Pourquoi vouloir exercer le pouvoir ? A quoi sert le pouvoir et d’où tire-t-il sa légitimité ? Comment le corps du Roi peut-il être distingué longtemps du corps de l’homme (ou de la femme) qui le porte ? Ces questions n’ont jamais été résolues, même pas (et surtout pas) sous la République. La Reine est choquée que son Roi n’ait pas plus de courage : « Eh quoi, Richard, il ne suffit pas que ton corps ait perdu ses apparences. Il faut encore que ton âme abdique son orgueil ? ». On s’attend à ce qu’il lui réponde : « je voudrais t’y voir ! ». Car exercer le pouvoir n’est pas une question de courage. C’est d’abord une question de chance, puis une façon de se soumettre à des règles (lois, constitutions) qui dictent ce que l’on doit faire indépendamment des états d’âme et du corps intime de l’impétrant. Que celui-ci vacille et c’est la fin, du moins la fin du pouvoir, car l’individu, lui, peut s’en sortir en faisant autre chose ou en ne faisant rien, plus personne n’y prête attention. Richard II, ayant vécu à une époque cruelle, n’aura pas la chance d’en réchapper, mais il va faire l’expérience de la solitude, et va l’exprimer dans un des plus beaux monologues de Shakespeare : « n’importe, ce qui n’existe pas, je le créerai.

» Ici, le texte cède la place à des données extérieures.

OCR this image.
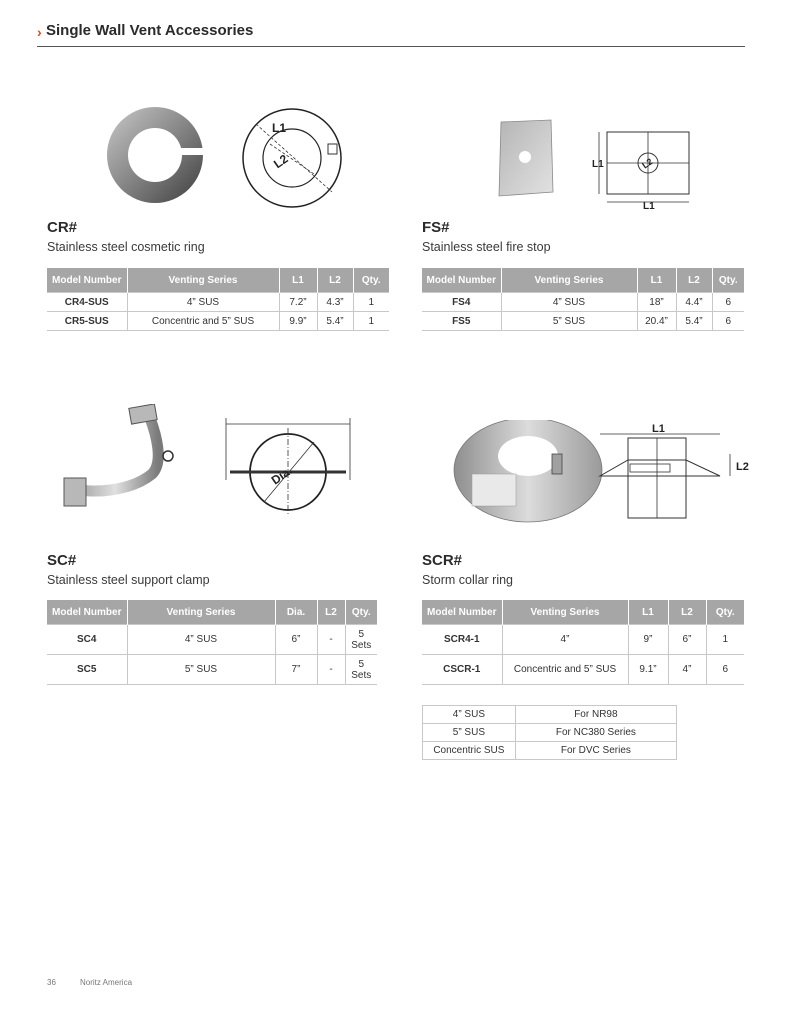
› Single Wall Vent Accessories
L1
L2
CR#
Stainless steel cosmetic ring
Model Number	Venting Series	L1	L2	Qty.
CR4-SUS	4” SUS	7.2”	4.3”	1
CR5-SUS	Concentric and 5” SUS	9.9”	5.4”	1
L1	L2
L1
FS#
Stainless steel fire stop
Model Number	Venting Series	L1	L2	Qty.
FS4	4” SUS	18”	4.4”	6
FS5	5” SUS	20.4”	5.4”	6
Dia.
SC#
Stainless steel support clamp
Model Number	Venting Series	Dia.	L2	Qty.
SC4	4” SUS	6”	-	5 Sets
SC5	5” SUS	7”	-	5 Sets
L1
L2
SCR#
Storm collar ring
Model Number	Venting Series	L1	L2	Qty.
SCR4-1	4”	9”	6”	1
CSCR-1	Concentric and 5” SUS	9.1”	4”	6
4” SUS	For NR98
5” SUS	For NC380 Series
Concentric SUS	For DVC Series
36	Noritz America
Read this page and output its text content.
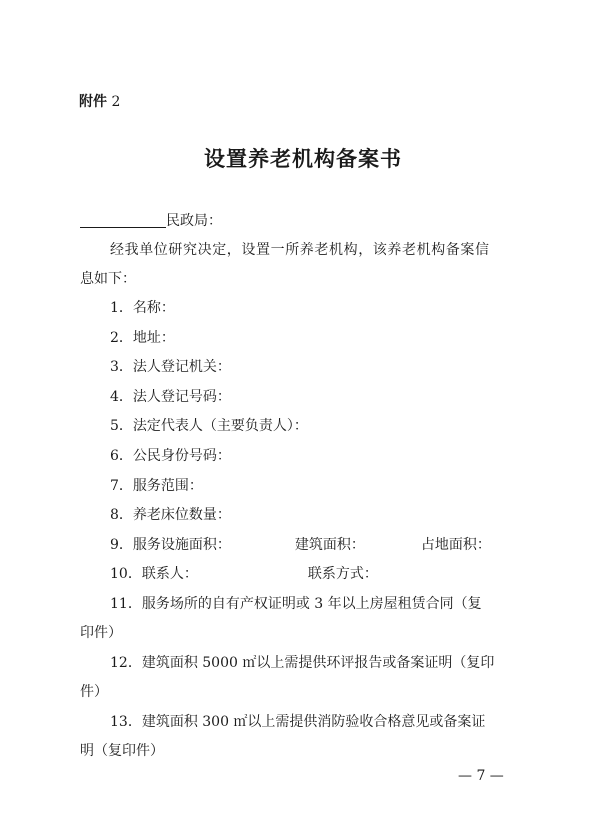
附件 2
设置养老机构备案书
民政局：
经我单位研究决定，设置一所养老机构，该养老机构备案信
息如下：
1．名称：
2．地址：
3．法人登记机关：
4．法人登记号码：
5．法定代表人（主要负责人）：
6．公民身份号码：
7．服务范围：
8．养老床位数量：
9．服务设施面积：	建筑面积：	占地面积：
10．联系人：	联系方式：
11．服务场所的自有产权证明或 3 年以上房屋租赁合同（复
印件）
12．建筑面积 5000 ㎡以上需提供环评报告或备案证明（复印
件）
13．建筑面积 300 ㎡以上需提供消防验收合格意见或备案证
明（复印件）
— 7 —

Mon vouloir sera l’homme, mon imagination la femme ; à eux deux ils engendreront une génération de pensées elles-mêmes fécondes ; et celles-là peupleront mon petit univers de créatures aussi misérables que l’espèce humaine car, de toutes les pensées, il n’en est pas une qui demeure satisfaite ». (La mise en scène de Rauck fait de cette scène un chef d’œuvre : Richard, couché sur le sol de sa prison, est montré en gros plan, grâce à l’apport de la vidéo).
Le Richard de Shakespeare n’est ni Ubu ni Arturo Ui, il est un jeune souverain moderne qui se pose les questions essentielles sur le pouvoir. Le trio auteur / metteur en scène / acteur (Shakespeare / Rauck / Lescot) en fait une analyse subtile, qui transcende les caricatures et les représentations habituelles qu’en donne soit le marxisme soit la psychologie ordinaire. Autrement dit, ni Brecht ni Voici. Ni valet du capital, ni jeune homme insouciant cherchant gloire et richesse. Il le dit bien, Richard II : « je donnerai mes joyaux pour un rosaire, les splendeurs de mon palais pour un ermitage, ma parure éclatante pour les haillons du pauvre, mes coupes d’or pour un bâton de pèlerin, mes sujets pour une image de Saint-François et mon noble royaume pour une petite tombe, une toute petite tombe, bien humble, bien obscure » (Lescot disant cela frôle le comique, montrant d’un geste la petitesse de la tombe). Et, cédant à Bolingbroke : « je te donne ce fardeau qui pesait sur ma tête et ce sceptre encombrant qui chargeait ma main et l’orgueil du pouvoir qui rongeait mon cœur ». Car quand, à quel moment, celui qui est devenu roi a-t-il cessé d’être humain ? Jamais sans doute. Et tout ce que l’on raconte, cette haine déchaînée contre un homme, n’est dans le fond qu’un ressentiment exprimé non pas envers un homme (ou une femme) mais seulement envers un symbole.